Sunday 15 February 2004

I can feel the flames

It occurs to me I exist as contradictions.

Somehow that first line reminds me of a Pablo Neruda poem "It happens I am tired of being a man". It's probably just me that makes such a connection. I want to start reading more poetry though, I like how it affects my thoughts and my writing. I need to read more altogether. I love the feeling of being stimulated and lying awake at night wondering about the man from Porlock and what have you. I doubt that will mean much to anyone, but this is a preamble anyway.

The point was, contradictions.

I came here originally intending to write something like maybe it's the meds I'm on, but I actually feel okay with myself and with the world and so on. Not like fully okay, but on the scale of 1 to 10 that my irritating counsellor likes to make to get me to pin down feelings and thoughts, I'd have moved up a place or two.

And the thing is, I do feel like that. I want to do stuff -- like rock climb, and swim, and chase stories and write poetry (if I had any inspiration) and even paint, if I ever get around to it. I even find myself looking at watercolour paintbrushes to buy. The morning might be a different story, but right now that's how I describe my general feeling.

Which is good, right?

It would be, but while that is true I suddenly remember that I cut myself yesterday. It's not worth going into, it was a largely trivial chain of events and miscommunication -- but I felt like cutting myself, so I did. And last night, despite things being resolved and what have you, I still dreamed of suicide.

Last night I dreamed that I tried to burn myself alive.

I have never considered this idea for suicide -- and believe me, when I'm in one of my moods although I might not intend to hurt myself the various ways that I could do are explored in my head. I haven't once ever had the idea like I saw in my dream, where I set fire to a room around me so that I would have no way of escaping. I felt the flames burn me, although I think in the dream I changed my mind and I possibly somehow put out the flames.

The images and the feelings have stayed with me all day. Not feelings of wanting to hurt myself, but the feelings I felt in the dream, and I can almost feel the sensation of the fire on my skin again.
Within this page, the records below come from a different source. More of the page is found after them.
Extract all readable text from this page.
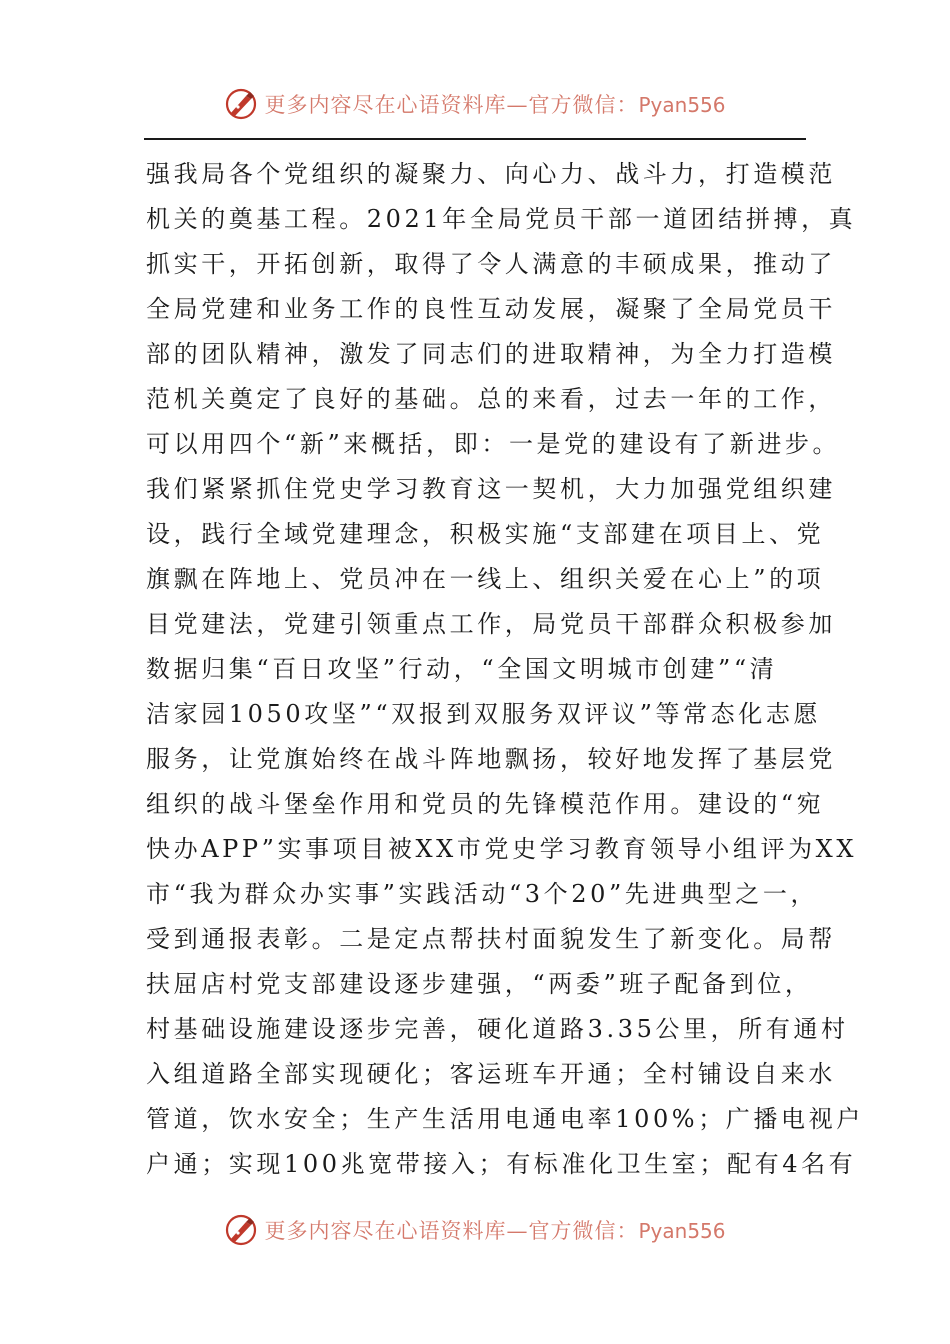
更多内容尽在心语资料库—官方微信：Pyan556
强我局各个党组织的凝聚力、向心力、战斗力，打造模范
机关的奠基工程。2021年全局党员干部一道团结拼搏，真
抓实干，开拓创新，取得了令人满意的丰硕成果，推动了
全局党建和业务工作的良性互动发展，凝聚了全局党员干
部的团队精神，激发了同志们的进取精神，为全力打造模
范机关奠定了良好的基础。总的来看，过去一年的工作，
可以用四个“新”来概括，即：一是党的建设有了新进步。
我们紧紧抓住党史学习教育这一契机，大力加强党组织建
设，践行全域党建理念，积极实施“支部建在项目上、党
旗飘在阵地上、党员冲在一线上、组织关爱在心上”的项
目党建法，党建引领重点工作，局党员干部群众积极参加
数据归集“百日攻坚”行动，“全国文明城市创建”“清
洁家园1050攻坚”“双报到双服务双评议”等常态化志愿
服务，让党旗始终在战斗阵地飘扬，较好地发挥了基层党
组织的战斗堡垒作用和党员的先锋模范作用。建设的“宛
快办APP”实事项目被XX市党史学习教育领导小组评为XX
市“我为群众办实事”实践活动“3个20”先进典型之一，
受到通报表彰。二是定点帮扶村面貌发生了新变化。局帮
扶屈店村党支部建设逐步建强，“两委”班子配备到位，
村基础设施建设逐步完善，硬化道路3.35公里，所有通村
入组道路全部实现硬化；客运班车开通；全村铺设自来水
管道，饮水安全；生产生活用电通电率100%；广播电视户
户通；实现100兆宽带接入；有标准化卫生室；配有4名有
更多内容尽在心语资料库—官方微信：Pyan556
So that's how I mean. I feel more alive and wanting to engage in society and be active. Maybe not content or happy quite yet, but definitely with a certain kind of serenity and heading that way. But at the same time, I can take a pair of scissors to my own skin -- even if with the circumstances and position and whatever I managed little more than a slightly bloody scratch, and I can have vivid dreams of voluntarily burning myself alive.

I'm going to go do something offline now, or else I will dwell on these thoughts which would be a bad thing before sleep.